Consumer data privacy concerns are constantly in the news. Growing pressure on lawmakers to do something has resulted in a wave of new consumer privacy legislation being passed in many states.

California has passed the California Consumer Privacy Act (CCPA). A similar law is expected to soon pass in Washington state. Alabama, Louisiana, Colorado, Nebraska, Massachusetts and Ohio have recently added new data security standards to their data breach notification laws. You can bet that other states will follow suit.

These laws require that businesses take “reasonable measures” to secure consumers' personal information, such as names, addresses, social security numbers, credit card numbers, credit scores and bank account numbers.

The definition of "reasonable measures" varies from state to state, but all of these laws highlight the importance of protecting your customer data. For most dealerships, becoming compliant with these laws is likely going to require upgrades to software, hardware and data security equipment, as well as the implementation of new policies and procedures.

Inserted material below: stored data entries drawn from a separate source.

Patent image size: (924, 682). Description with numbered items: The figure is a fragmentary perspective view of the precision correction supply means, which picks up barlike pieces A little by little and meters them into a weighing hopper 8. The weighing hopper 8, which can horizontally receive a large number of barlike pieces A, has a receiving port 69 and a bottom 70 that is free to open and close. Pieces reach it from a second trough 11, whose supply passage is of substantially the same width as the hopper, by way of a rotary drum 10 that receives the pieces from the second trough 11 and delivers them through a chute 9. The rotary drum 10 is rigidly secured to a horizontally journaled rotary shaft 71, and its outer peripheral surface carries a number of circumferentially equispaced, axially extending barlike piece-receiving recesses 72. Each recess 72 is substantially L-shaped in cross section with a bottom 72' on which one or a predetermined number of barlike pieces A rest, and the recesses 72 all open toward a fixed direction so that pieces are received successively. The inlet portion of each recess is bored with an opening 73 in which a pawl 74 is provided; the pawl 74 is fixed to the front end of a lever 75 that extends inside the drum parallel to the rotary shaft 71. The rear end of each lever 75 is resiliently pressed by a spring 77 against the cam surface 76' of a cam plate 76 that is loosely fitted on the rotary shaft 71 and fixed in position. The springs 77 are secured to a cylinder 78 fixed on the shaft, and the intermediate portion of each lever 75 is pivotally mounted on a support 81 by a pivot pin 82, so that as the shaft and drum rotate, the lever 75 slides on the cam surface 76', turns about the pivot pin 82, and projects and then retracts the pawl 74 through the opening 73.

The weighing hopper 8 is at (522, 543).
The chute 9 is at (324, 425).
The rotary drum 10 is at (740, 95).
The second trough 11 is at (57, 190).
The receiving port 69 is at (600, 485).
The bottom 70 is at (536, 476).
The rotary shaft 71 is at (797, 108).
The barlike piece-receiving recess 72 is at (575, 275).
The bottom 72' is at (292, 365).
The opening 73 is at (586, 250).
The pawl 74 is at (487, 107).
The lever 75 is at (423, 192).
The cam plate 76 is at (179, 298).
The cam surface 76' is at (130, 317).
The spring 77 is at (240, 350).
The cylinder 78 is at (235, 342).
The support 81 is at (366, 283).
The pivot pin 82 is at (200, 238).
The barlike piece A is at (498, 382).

Recently, the California Attorney General defined “reasonable measures" as compliance with 20 controls established by the Center for Internet Security. In a nutshell, if your dealership is located in California, you'll be responsible for the following:

1) Inventory and control of hardware assets

2) Inventory and control of software assets

3) Continuous vulnerability management

4) Controlled use of administrative privileges

5) Secure configuration for hardware and software on mobile devices, laptops, workstations and servers

6) Maintenance, monitoring and analysis of audit logs

7) Email and web browser protections

8) Malware defenses

9) Limitation and control of network ports, protocols and services

10) Data recovery capabilities

11) Secure configuration for network devices such as firewalls, routers and switches

12) Boundary defense

13) Data protection; encryption, integrity protection and data loss prevention techniques

14) Controlled access to data based on the need to know

15) Wireless access control

16) Account monitoring and control

17) Implement a security awareness and training program

18) Manage the security life cycle of all web-based or application software

19) Develop and implement an incident response infrastructure and management plan

20) Penetration tests and red team exercises to test strength of defense

Is your dealership taking all of these "reasonable measures" to protect your data from the threat of cyberattacks? If not, you might be subject to fines from your state attorney general's office and/or litigation from consumers.

When it comes to protecting consumer data, dealers can no longer afford to do business as usual. If your state hasn't already updated its data breach notification law or passed a consumer privacy law, it soon will. It's up to every dealer to learn what their state's data security requirements are, and proactively take steps to become compliant.